Unser Gesundheitssystem ist unter Druck geraten. Der Qualifikationsmix in der Pflege sorgt dafür, dass Menschen mit Pflegedarf auch künftig gut und bedarfsgerecht versorgt werden. Wie dies gelingen kann, zeigen die Ergebnisse des Stiftungsprojekts "360° Pflege", die jetzt in Essen vorgestellt wurden.
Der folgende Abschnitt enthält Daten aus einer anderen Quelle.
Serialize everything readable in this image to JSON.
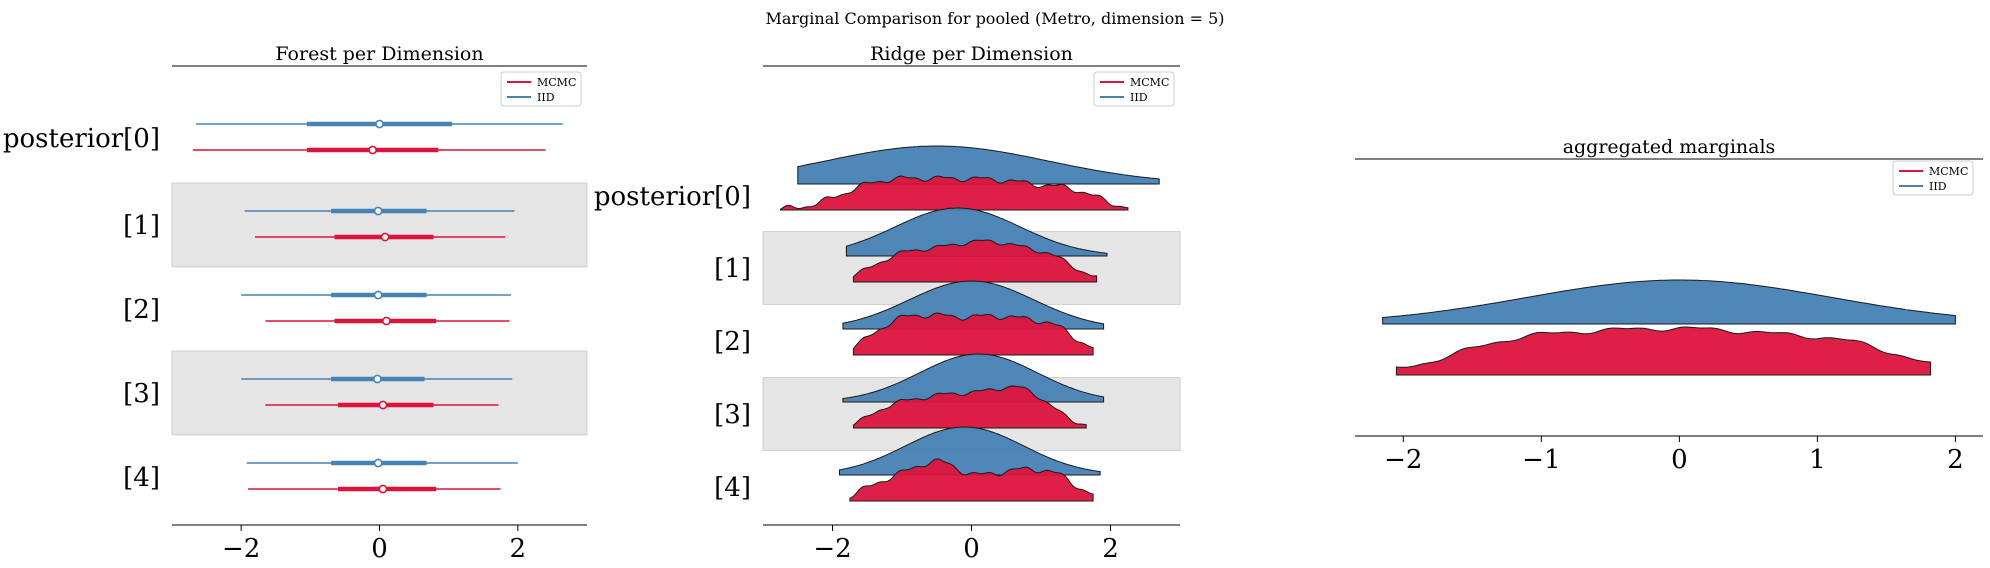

Robert Bosch Stiftung | Februar 2018
Anke Haaser

Dr. Bernadette Klapper, Bereichsleiterin Gesundheit der Robert Bosch Stiftung, informierte rund 150 Teilnehmer in Essen, wie sie gestiegene qualitative und quantitative Anforderungen in der Pflege mithilfe des Qualifikationsmix meistern und ihre Einrichtungen fit für die Zukunft machen können.

Rund 150 Teilnehmer in Essen erfuhren, wie sie gestiegene qualitative und quantitative Anforderungen mithilfe des Qualifikationsmix meistern und ihre Einrichtungen fit für die Zukunft machen können. Sie lernten positive Beispiele aus der Praxis kennen und probierten selbst erste, konkrete Schritte in Workshops aus. Außerdem gab die Stiftung den Startschuss für die neue Webseite www.qualifikationsmix-pflege.de. Hier findet man alle Projektergebnisse und viele weiterführende Materialien, um den Qualifikationsmix erfolgreich vor Ort umzusetzen.

Unter dem Titel „360° Pflege – Qualifikationsmix für den Patienten“ nahmen rund 40 Experten die berufliche Situation der professionellen Pflege in Deutschland und damit den Alltag mehrerer Millionen Beschäftigter und Betroffener unter die Lupe. Sie haben erarbeitet, was den Qualifikationsmix ausmacht, wie er gelingt und wie er nachhaltig wirkt. Im Fokus stand immer der Mensch mit Pflegebedarf als Mittelpunkt des Versorgungsprozesses.

Die Ergebnisse sind eindeutig: Um das System zukunftsfähig zu machen, brauchen wir den Qualifikationsmix in allen Pflegesektoren. Er schließt sämtliche Berufsabschlüsse der professionellen Pflege ein und wirbt ausdrücklich für einen deutlich höheren Anteil akademisch ausgebildeter Pflegefachpersonen in der direkten Versorgung.